Dutch scientist Marco Langbroek predicts the failed spacecraft will re-enter about 10 May. He estimates it will come crashing in at 150mph (242km/h), if it remains intact.
"While not without risk, we should not be too worried," Langbroek said in an email.
[...] Most of it came tumbling down within a decade. But Langbroek and others believe the landing capsule itself - a spherical object about 3ft (1 metre) in diameter - has been circling the world in a highly elliptical orbit for the past 53 years, gradually dropping in altitude.
It's quite possible that the 1,000lb-plus (nearly 500kg) spacecraft will survive re-entry. It was built to withstand a descent through the carbon dioxide-thick atmosphere of Venus, said Langbroek of Delft University of Technology in the Netherlands.
Experts doubt the parachute system would work after so many years. The heat shield may also be compromised after so long in orbit.
It would be better if the heat shield fails, which would cause the spacecraft to burn up during its dive through the atmosphere, Jonathan McDowell at the Harvard-Smithsonian Center for Astrophysics said in an email.

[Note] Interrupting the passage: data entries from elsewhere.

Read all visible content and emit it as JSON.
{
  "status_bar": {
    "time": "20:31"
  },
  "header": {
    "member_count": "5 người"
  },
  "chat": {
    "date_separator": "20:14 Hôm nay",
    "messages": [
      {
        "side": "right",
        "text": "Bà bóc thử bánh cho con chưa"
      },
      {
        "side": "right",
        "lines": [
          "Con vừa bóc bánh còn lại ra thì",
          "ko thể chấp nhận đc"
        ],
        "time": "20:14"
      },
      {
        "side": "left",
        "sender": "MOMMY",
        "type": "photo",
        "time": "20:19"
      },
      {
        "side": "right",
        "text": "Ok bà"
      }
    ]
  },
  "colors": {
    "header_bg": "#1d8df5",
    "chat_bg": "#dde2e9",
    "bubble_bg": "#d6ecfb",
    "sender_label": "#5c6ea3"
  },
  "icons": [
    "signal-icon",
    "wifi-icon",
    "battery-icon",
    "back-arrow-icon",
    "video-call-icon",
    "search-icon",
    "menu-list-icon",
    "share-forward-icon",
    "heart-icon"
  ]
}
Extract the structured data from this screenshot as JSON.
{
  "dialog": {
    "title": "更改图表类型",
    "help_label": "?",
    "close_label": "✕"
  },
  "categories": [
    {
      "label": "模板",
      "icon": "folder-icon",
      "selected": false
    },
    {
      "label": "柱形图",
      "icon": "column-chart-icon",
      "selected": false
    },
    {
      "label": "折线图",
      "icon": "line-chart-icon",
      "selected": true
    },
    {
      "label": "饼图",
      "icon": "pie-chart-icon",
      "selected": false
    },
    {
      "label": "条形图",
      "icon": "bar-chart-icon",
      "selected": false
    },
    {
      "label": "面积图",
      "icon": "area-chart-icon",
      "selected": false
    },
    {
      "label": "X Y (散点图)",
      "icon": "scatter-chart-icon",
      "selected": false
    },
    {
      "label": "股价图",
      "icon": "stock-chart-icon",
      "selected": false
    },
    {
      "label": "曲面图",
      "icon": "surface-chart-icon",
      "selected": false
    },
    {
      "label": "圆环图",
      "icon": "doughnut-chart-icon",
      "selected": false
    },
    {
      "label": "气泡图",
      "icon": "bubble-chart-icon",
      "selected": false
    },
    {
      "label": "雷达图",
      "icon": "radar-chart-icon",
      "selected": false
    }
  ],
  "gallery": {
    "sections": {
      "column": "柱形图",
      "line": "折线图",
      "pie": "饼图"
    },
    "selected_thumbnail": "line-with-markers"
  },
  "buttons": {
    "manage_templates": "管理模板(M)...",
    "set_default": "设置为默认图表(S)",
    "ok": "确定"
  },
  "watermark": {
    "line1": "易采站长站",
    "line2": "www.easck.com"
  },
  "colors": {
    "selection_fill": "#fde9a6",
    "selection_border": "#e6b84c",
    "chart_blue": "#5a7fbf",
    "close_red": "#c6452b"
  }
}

But if the heat shield holds, "it'll re-enter intact and you have a half-ton metal object falling from the sky".
The spacecraft could re-enter anywhere between 51.7 degrees north and south latitude, or as far north as London and Edmonton in Alberta, Canada, almost all the way down to South America's Cape Horn. But since most of the planet is water, "chances are good it will indeed end up in some ocean", Langbroek said.
In 2022, a Chinese booster rocket made an uncontrolled return to Earth and in 2018 the Tiangong-1 space station re-entered the Earth's atmosphere over the south Pacific after an uncontrolled re-entry.